There has been much debate about the ability of someone to continue driving as they reach advanced age. Already a number states require senior drivers to annually have their eyes examined for any deficiencies or undergo annual driving exams.

Despite these added precautions it is not uncommon for a senior driver to be involved in a motor vehicle crash caused by some physical ailment or unexpected problem in cognizance. This leads some people to question if there is someone else to blame for these problems, someone other than the senior driver who might not even be aware they have a problem driving until they do.

In California, a recent court case was conducted to ask a jury if a doctor was at fault for allowing an 85-year-old women, already diagnosed with dementia and prescribed anti-dementia medication, to drive.
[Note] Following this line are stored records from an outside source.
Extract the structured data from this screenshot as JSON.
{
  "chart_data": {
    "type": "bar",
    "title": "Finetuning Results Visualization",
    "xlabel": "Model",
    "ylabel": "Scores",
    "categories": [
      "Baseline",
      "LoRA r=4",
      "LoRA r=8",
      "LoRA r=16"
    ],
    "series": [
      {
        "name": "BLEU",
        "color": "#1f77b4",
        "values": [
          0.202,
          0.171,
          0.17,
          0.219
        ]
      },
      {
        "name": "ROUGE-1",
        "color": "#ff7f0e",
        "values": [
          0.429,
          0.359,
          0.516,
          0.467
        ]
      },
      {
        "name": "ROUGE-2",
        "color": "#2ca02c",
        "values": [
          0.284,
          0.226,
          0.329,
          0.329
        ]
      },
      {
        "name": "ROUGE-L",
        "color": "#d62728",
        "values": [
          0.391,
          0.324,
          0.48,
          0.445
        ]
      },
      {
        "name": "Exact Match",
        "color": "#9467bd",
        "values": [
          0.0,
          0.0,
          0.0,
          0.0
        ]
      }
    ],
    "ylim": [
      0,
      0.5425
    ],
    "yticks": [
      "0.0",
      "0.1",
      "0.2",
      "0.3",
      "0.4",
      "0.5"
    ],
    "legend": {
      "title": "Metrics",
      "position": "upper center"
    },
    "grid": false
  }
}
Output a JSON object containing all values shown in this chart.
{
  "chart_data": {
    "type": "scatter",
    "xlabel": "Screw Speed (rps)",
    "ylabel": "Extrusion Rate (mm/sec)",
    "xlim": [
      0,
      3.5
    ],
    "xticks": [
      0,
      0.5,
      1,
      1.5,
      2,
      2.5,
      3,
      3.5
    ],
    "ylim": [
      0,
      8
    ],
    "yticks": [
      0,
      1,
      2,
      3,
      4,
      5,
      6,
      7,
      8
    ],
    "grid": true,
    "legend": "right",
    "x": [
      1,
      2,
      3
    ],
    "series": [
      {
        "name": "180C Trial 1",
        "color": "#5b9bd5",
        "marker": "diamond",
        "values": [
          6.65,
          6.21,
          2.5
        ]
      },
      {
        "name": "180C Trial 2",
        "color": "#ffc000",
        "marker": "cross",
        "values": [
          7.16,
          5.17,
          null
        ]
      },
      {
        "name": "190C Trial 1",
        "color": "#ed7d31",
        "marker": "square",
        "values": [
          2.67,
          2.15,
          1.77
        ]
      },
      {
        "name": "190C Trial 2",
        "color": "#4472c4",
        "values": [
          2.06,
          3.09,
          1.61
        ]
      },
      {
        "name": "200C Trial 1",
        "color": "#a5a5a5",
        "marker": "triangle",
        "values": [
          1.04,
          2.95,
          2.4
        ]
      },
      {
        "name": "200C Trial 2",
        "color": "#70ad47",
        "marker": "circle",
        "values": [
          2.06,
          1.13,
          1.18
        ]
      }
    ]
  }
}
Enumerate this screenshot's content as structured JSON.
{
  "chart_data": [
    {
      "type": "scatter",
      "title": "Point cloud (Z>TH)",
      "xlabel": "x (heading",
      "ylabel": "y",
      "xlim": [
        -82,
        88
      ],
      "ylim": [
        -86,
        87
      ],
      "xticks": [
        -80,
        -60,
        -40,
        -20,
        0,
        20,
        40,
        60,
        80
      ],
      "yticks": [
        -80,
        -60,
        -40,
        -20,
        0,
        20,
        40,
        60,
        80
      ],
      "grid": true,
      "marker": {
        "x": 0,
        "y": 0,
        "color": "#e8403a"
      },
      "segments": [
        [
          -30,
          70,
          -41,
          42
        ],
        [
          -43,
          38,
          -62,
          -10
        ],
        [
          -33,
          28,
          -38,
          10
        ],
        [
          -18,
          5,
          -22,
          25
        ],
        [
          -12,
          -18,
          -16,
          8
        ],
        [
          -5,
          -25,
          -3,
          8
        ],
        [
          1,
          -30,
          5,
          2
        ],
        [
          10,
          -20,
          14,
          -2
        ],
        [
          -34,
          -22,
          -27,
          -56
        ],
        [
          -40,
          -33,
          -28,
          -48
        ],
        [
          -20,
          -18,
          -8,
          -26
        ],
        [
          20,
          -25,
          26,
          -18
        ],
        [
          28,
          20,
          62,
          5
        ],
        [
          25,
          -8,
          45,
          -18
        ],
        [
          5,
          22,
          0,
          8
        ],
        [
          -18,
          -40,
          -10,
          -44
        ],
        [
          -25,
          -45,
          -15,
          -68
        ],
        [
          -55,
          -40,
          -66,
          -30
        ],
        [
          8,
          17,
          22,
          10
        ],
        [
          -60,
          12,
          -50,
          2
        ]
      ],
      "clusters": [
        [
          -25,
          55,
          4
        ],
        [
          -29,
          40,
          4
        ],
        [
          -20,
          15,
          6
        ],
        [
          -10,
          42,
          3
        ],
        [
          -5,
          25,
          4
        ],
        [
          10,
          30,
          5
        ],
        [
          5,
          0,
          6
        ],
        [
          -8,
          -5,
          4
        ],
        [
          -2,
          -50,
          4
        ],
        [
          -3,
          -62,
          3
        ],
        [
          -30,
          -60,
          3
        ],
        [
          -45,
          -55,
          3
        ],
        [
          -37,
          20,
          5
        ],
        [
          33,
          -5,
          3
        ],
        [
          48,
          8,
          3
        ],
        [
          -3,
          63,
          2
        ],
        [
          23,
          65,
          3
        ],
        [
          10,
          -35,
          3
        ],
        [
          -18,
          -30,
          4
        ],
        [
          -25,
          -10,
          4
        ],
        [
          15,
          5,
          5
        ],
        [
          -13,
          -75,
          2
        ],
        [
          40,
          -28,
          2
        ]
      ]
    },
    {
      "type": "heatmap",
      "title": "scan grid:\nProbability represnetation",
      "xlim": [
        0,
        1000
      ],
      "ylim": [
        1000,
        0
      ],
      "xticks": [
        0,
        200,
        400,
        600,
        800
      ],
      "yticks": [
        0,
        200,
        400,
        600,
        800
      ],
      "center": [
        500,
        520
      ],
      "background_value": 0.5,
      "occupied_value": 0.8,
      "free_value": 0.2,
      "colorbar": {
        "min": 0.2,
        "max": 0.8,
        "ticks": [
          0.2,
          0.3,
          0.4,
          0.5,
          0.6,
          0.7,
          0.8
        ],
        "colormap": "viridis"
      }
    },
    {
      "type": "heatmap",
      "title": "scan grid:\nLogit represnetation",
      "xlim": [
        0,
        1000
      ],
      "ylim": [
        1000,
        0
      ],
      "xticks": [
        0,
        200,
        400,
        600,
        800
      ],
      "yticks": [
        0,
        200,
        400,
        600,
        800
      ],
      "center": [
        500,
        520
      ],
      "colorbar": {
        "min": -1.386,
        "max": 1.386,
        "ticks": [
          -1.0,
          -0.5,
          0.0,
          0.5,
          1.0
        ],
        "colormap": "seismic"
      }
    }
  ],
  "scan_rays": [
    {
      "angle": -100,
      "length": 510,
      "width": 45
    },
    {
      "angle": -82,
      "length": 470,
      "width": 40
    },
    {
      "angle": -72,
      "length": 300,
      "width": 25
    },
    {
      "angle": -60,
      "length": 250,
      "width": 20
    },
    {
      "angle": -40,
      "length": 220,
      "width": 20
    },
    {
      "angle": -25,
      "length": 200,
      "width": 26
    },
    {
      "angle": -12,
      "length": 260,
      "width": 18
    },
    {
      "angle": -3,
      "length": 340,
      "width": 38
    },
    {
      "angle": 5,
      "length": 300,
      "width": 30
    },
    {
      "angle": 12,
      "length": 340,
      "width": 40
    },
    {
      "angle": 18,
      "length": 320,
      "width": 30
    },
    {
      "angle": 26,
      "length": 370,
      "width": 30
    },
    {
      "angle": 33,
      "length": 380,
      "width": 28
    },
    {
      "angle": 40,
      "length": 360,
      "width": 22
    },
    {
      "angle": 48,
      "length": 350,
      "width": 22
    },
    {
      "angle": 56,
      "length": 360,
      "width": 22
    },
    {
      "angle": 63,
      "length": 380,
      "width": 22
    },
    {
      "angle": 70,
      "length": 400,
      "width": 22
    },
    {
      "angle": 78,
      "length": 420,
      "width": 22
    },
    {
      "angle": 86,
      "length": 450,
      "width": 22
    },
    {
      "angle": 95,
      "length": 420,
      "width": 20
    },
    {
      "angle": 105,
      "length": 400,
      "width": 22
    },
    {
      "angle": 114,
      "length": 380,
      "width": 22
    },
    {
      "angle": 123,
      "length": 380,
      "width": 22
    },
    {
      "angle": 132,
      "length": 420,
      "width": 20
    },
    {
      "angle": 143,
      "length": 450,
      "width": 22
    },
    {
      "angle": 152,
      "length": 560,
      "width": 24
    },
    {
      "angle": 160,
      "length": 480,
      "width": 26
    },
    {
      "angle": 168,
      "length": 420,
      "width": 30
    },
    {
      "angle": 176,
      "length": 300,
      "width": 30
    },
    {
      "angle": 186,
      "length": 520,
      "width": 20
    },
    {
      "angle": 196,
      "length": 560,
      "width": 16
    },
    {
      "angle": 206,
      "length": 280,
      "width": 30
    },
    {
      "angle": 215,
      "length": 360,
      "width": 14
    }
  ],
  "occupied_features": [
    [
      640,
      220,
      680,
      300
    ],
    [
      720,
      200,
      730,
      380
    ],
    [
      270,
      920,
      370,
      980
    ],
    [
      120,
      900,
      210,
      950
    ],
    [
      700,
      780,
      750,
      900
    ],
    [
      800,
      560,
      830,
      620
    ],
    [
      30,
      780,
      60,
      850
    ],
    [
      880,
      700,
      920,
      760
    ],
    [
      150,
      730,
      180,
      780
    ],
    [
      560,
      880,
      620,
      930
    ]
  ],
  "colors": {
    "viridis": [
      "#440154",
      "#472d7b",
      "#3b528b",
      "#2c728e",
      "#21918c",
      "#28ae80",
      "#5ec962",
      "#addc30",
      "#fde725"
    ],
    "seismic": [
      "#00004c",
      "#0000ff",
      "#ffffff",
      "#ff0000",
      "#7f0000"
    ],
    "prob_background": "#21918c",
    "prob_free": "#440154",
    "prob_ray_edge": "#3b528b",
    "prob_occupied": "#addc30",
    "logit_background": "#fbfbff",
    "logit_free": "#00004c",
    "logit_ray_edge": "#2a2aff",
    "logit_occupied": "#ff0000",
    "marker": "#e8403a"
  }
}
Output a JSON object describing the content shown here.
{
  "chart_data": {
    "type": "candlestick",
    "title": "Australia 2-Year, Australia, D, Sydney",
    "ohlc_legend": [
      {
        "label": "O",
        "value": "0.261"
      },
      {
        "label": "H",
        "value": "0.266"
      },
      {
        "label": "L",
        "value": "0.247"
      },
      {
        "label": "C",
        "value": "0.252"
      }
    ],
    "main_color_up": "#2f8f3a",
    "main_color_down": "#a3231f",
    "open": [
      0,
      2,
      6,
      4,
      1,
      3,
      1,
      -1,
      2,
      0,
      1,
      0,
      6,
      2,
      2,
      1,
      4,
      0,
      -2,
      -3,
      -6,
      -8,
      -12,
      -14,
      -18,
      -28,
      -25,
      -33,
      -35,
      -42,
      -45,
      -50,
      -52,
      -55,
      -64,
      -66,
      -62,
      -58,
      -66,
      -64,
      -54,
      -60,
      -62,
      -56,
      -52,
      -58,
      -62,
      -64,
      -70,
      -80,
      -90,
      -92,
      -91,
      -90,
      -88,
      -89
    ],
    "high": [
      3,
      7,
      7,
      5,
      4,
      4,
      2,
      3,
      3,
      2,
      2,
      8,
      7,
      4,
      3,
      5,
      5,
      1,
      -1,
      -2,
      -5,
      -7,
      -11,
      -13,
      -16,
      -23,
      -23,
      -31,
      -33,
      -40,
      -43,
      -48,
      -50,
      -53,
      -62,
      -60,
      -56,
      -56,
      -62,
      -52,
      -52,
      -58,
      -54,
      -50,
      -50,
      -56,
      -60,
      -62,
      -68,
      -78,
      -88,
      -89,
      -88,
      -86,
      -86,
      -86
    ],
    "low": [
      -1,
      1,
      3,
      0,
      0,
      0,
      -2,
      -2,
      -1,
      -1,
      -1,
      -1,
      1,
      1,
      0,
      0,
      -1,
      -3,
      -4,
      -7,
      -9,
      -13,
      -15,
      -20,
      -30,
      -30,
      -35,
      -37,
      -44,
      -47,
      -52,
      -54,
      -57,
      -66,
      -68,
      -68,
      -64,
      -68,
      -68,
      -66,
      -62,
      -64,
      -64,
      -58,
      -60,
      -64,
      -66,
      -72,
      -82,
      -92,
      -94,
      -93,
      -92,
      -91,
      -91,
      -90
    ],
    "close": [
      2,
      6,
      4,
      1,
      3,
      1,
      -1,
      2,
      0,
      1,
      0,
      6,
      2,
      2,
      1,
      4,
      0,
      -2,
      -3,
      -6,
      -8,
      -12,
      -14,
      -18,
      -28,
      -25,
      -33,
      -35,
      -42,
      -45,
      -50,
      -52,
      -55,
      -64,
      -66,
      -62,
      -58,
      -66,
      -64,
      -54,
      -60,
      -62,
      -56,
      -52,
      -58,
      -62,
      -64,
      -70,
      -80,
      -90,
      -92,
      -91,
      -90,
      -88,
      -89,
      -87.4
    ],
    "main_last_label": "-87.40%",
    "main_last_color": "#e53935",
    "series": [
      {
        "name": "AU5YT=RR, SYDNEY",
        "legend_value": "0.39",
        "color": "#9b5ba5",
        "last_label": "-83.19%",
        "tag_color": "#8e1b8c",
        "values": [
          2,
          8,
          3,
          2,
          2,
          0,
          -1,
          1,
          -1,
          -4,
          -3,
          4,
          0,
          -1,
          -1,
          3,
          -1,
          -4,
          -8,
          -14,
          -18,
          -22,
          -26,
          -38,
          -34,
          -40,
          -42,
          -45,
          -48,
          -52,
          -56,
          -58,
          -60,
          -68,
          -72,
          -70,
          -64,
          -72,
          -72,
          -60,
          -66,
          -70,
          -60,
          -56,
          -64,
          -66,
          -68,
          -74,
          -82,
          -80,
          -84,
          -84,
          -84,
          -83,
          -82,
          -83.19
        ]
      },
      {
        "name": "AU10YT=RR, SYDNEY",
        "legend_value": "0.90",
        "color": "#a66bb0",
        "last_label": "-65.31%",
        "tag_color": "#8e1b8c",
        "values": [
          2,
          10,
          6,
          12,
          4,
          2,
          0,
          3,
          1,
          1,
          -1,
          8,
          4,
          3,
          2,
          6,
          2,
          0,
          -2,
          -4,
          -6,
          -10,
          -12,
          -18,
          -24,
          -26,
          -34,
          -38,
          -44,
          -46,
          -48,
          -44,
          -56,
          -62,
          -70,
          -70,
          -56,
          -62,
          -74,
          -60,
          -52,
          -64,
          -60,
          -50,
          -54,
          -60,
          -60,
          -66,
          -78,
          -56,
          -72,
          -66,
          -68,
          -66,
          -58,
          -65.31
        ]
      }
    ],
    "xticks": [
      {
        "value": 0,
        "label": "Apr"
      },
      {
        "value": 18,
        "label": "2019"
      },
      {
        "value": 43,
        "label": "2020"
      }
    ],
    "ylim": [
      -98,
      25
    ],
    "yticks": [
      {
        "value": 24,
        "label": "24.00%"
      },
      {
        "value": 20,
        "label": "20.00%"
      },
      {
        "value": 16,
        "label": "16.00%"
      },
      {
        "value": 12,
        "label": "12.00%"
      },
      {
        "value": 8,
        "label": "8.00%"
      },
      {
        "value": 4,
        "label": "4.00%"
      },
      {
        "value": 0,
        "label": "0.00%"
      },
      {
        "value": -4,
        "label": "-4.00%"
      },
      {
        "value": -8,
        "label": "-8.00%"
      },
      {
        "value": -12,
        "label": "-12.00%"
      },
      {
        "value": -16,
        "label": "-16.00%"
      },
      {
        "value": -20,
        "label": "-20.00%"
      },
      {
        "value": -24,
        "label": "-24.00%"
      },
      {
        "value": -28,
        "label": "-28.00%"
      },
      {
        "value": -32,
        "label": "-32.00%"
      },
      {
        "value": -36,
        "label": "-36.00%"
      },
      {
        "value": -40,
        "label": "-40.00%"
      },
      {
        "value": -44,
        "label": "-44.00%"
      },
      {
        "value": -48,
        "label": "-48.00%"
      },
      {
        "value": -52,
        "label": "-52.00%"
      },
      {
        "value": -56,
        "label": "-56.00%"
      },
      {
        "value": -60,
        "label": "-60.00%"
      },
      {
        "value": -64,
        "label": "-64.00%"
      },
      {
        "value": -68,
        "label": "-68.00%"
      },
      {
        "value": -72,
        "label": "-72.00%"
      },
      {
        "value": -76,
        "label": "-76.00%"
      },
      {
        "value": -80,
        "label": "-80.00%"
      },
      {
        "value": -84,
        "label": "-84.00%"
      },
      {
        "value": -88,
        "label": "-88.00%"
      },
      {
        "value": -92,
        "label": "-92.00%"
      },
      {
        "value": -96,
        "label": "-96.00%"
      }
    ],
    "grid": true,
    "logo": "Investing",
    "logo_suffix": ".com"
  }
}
She was later involved in a vehicle crash which killed her long time partner, a 90-year-old man.

The problem for many people is that surrendering their driving license is tantamount to admitting they are incapable. It also leads to a host of new difficulties when the senior driver is no longer able to get around their community. Public transportation is unreliable in most major metropolitan areas of the United States, as well as complicated and time consuming. These leaves seniors without a way to get to doctors appointments, grocery shopping, or even just visiting friends and family.

When it comes to vehicle collisions involving senior drivers statistics show they are far less likely to be killed or injured in an incident than teenage or first-time drivers. However, crashes involving senior drivers often involve injury or death to someone other than themselves. Ultimately, however, if a driver is unable to gauge their own ability to safely operate a motor vehicle there must be someone willing to stand up and take responsibility for protecting them from themselves.